Example 2: Error Correlation (3 log files)

Without SQLite: Used jq/grep/pipes, re-processed for each question, manual timestamp correlation.

With SQLite:

sql
CREATE TABLE errors (timestamp TEXT, service TEXT, error_type TEXT, message TEXT);
-- Load all 3 files once
INSERT INTO errors SELECT ...;

-- Find cross-service failures (JOIN is easier than grep)
SELECT e1.timestamp, e1.service, e2.service
FROM errors e1 JOIN errors e2
ON datetime(e1.timestamp) BETWEEN datetime(e2.timestamp, '-5 minutes') AND datetime(e2.timestamp, '+5 minutes')
WHERE e1.service != e2.service;

-- Error frequency
SELECT error_type, COUNT(*) FROM errors GROUP BY error_type ORDER BY COUNT(*) DESC;

Example 3: File Processing State (50 files)

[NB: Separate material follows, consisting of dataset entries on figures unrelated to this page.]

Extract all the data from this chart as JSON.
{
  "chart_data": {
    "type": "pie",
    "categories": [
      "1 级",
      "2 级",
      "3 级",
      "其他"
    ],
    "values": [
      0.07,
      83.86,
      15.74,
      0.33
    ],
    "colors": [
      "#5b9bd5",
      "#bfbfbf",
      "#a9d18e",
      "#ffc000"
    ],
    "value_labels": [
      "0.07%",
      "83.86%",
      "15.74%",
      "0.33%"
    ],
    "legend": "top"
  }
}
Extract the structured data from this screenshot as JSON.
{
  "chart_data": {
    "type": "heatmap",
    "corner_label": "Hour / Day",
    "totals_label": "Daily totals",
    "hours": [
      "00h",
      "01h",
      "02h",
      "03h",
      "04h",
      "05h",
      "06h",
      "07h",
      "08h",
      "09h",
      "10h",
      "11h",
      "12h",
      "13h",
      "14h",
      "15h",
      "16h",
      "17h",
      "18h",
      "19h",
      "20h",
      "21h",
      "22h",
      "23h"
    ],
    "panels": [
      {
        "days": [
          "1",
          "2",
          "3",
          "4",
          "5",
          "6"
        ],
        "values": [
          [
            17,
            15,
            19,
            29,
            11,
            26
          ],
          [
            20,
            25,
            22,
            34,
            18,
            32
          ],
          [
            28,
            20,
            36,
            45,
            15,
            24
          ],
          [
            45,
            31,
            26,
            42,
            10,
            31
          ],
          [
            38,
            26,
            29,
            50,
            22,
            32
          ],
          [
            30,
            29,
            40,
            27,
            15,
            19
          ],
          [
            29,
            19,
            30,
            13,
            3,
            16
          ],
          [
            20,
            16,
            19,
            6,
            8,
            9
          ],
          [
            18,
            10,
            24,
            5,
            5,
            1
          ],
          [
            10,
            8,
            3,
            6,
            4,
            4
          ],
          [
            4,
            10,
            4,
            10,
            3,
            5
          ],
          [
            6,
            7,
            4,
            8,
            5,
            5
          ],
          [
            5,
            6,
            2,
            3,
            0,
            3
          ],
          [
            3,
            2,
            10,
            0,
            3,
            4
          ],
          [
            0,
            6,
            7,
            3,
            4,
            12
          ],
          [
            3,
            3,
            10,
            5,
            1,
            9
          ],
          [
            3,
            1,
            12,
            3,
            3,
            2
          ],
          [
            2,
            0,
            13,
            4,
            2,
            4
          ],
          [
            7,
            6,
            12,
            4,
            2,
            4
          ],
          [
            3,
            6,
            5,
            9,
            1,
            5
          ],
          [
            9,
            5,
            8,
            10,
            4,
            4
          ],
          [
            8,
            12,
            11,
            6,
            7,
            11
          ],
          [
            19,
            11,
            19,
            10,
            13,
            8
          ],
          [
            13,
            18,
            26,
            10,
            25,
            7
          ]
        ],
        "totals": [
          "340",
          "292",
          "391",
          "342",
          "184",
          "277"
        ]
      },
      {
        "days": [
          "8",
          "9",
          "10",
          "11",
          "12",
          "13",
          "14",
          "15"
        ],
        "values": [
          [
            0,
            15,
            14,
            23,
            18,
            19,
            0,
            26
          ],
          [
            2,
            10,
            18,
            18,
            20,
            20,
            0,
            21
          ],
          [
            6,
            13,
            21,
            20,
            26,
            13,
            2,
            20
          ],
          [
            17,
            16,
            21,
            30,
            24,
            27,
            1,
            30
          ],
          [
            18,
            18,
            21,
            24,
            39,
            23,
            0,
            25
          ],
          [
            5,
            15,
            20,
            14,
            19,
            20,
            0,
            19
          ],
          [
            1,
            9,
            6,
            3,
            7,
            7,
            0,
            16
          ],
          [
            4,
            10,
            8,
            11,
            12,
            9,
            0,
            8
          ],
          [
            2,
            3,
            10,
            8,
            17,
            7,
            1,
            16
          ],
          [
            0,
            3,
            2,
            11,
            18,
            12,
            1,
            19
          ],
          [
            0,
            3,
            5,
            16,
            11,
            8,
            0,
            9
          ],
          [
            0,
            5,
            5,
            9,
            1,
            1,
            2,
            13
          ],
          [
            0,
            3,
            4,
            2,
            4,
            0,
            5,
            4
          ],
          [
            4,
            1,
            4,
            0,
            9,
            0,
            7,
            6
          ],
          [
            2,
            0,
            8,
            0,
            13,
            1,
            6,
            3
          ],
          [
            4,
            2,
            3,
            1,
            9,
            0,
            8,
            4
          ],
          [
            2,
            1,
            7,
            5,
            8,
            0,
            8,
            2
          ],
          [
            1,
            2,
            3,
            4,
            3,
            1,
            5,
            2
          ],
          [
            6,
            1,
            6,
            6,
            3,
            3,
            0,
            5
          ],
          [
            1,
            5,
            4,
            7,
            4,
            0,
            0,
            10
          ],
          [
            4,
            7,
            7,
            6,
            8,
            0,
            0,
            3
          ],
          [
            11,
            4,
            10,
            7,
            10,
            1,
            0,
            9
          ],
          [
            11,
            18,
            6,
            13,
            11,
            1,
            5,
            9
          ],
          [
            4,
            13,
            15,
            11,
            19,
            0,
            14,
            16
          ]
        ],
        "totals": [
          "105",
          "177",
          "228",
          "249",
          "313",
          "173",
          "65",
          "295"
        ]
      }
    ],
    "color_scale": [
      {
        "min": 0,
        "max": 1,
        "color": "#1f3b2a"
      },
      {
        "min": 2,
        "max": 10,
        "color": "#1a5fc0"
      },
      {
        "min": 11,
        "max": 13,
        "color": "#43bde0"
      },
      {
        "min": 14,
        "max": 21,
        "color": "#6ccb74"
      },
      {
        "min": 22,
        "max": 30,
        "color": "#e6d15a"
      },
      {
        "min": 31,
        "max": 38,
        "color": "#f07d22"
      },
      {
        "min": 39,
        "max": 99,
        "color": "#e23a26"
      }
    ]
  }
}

Without SQLite: Wrote custom JSON parsing code, manual state updates, custom query logic.

With SQLite:

sql
CREATE TABLE files (name TEXT PRIMARY KEY, status TEXT, error TEXT, completed_at TEXT);

-- Initialize
INSERT INTO files (name, status) VALUES ('file1.txt', 'pending');

-- Update state
UPDATE files SET status='completed', completed_at=datetime('now') WHERE name='file1.txt';

-- Queries (no custom code!)
SELECT COUNT(*) FROM files WHERE status='completed';
SELECT * FROM files WHERE status='failed';
SELECT * FROM files WHERE status='pending' LIMIT 1;  -- next file

Note: For only 50 files with simple queries, JSON was actually fine! Use SQLite when you need complex queries or >100 files.

Key Mindset Shift

From: "Process data once and done" To: "Make data queryable"

Benefits:

  • User asks follow-up → data already loaded
  • Try different analyses → no re-processing
  • State persists across sessions
  • SQL handles complexity → you write less code

Common Mistakes

MistakeFix
"Too complex for my small dataset"SQLite = just a file. Try it.
Writing JSON parsing codeUse SQL SELECT instead
Re-running jq/grep for each queryLoad once with INSERT, query with SELECT
Assuming "database" = "server"SQLite has no server, it's a local file

Red Flags - Consider SQLite

  • Writing custom aggregation code
  • Running same grep/jq command with slight variations
  • Manually correlating data from multiple files
  • Thinking "I wish I could just query this"

All of these mean: Use SQLite instead.